A good read from Ray Dalio’s story:
Just before Thanksgiving, I met with Bunker Hunt, then the richest man in the world, at the Petroleum Club in Dallas. Bunker saw the debt crisis and inflation risks pretty much as I saw them. He’d been wanting to get his wealth out of paper money for the past few years, so he’d been buying commodities, especially silver, which he had started purchasing for about $1.29 per ounce, as a hedge against inflation. He kept buying and buying as inflation and the price of silver went up, until he had essentially cornered the silver market. At that point, silver was trading at around $10. I told him I thought it might be a good time to get out because the Fed was becoming tight enough to raise short-term interest rates above long-term rates (which was called “inverting the yield curve”). Every time that happened, inflation-hedged assets and the economy went down. But Bunker was in the oil business, and the Middle East oil producers he talked to were still worried about the depreciation of the dollar. They had told him they were also going to buy silver as a hedge against inflation so he held on to it in the expectation that its price would continue to rise. I got out.

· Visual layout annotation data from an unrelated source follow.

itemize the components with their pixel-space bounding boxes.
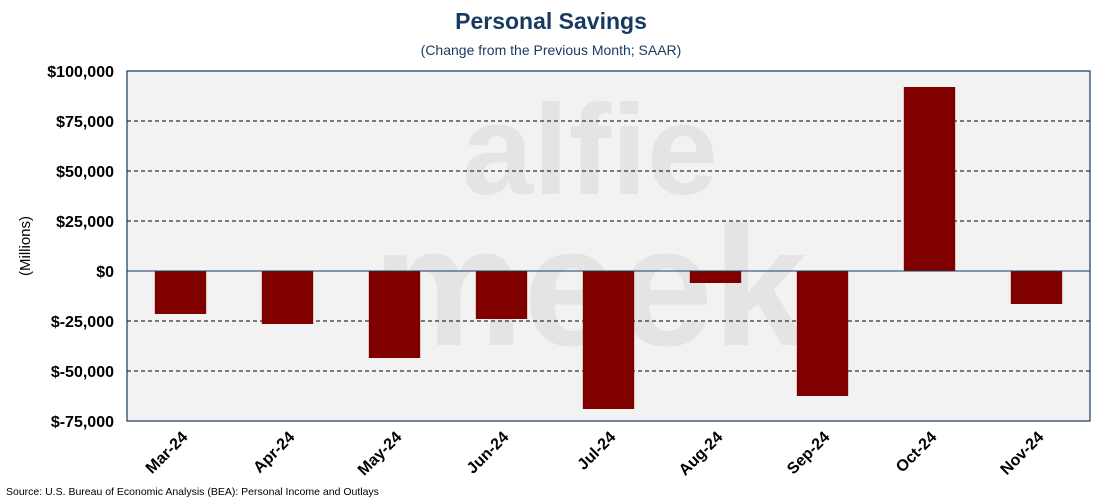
chart-title: Personal Savings xyxy=(455,8,647,34)
x-axis-ticks: Mar-24 Apr-24 May-24 Jun-24 Jul-24 Aug-24 Sep-… xyxy=(143,429,1048,479)
x-tick-label: Apr-24 xyxy=(250,429,298,477)
y-axis-ticks: $-75,000 $-50,000 $-25,000 $0 $25,000 $50,000… xyxy=(47,64,114,431)
bar-jun-24 xyxy=(475,271,528,319)
y-tick-label: $75,000 xyxy=(56,114,114,131)
bars xyxy=(154,87,1063,409)
bar-sep-24 xyxy=(796,271,849,396)
x-tick-label: Aug-24 xyxy=(676,429,726,479)
x-tick-label: Oct-24 xyxy=(893,429,940,476)
x-tick-label: Jun-24 xyxy=(464,429,513,478)
chart-subtitle: (Change from the Previous Month; SAAR) xyxy=(421,42,682,58)
bar-may-24 xyxy=(368,271,421,358)
x-tick-label: Jul-24 xyxy=(575,429,620,474)
bar-oct-24 xyxy=(903,87,956,271)
watermark-line1: alfie xyxy=(462,79,718,222)
plot-frame xyxy=(126,70,1091,422)
y-tick-label: $-25,000 xyxy=(51,314,114,331)
y-tick-label: $100,000 xyxy=(47,64,114,81)
y-tick-label: $-75,000 xyxy=(51,414,114,431)
y-axis-label: (Millions) xyxy=(17,216,34,276)
bar-nov-24 xyxy=(1010,271,1063,304)
bar-jul-24 xyxy=(582,271,635,409)
x-tick-label: May-24 xyxy=(355,429,405,479)
source-note: Source: U.S. Bureau of Economic Analysis… xyxy=(6,486,379,498)
x-tick-label: Nov-24 xyxy=(998,429,1048,479)
bar-mar-24 xyxy=(154,271,207,314)
y-tick-label: $25,000 xyxy=(56,214,114,231)
y-tick-label: $-50,000 xyxy=(51,364,114,381)
bar-apr-24 xyxy=(261,271,314,324)
y-tick-label: $50,000 xyxy=(56,164,114,181)
bar-aug-24 xyxy=(689,271,742,283)
x-tick-label: Sep-24 xyxy=(784,429,833,478)
x-tick-label: Mar-24 xyxy=(143,429,192,478)
y-tick-label: $0 xyxy=(96,264,114,281)
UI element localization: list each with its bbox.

By early 1980, silver had gone to nearly $50, and as rich as he was, Bunker became a lot richer. While I had made a lot of money on silver’s rise to $10, I was kicking myself for missing the ride to $50. But at least, by being out, I didn’t lose money. There are anxious times in every investor’s career when your expectations of what should be happening aren’t aligned with what is happening and you don’t know if you’re looking at great opportunities or catastrophic mistakes. Because I had a strong tendency to be right but early, I was inclined to think that was the case. It was, but to have missed the $40 move up was inexcusable to me.
When the plunge finally did happen, in March 1980, silver crashed back down below $11. It ruined Hunt, and he nearly brought down the whole U.S. economy as he fell.2 The Fed had to intervene to control the ripple effects. All of this pounded an indelible lesson into my head: Timing is everything. I was relieved that I was out of that market, but watching the richest man in the world—who was also someone I empathized with—go broke was jarring. Yet it was nothing compared to what was to come.
My interpretation: the market can be irrational at times. If you think the market is overvalued and due for a big correction since 2016, yet it is still going up and hitting all time highs.You might be right but early. From what we know, economics and market always, always correct themselves according to fundamentals.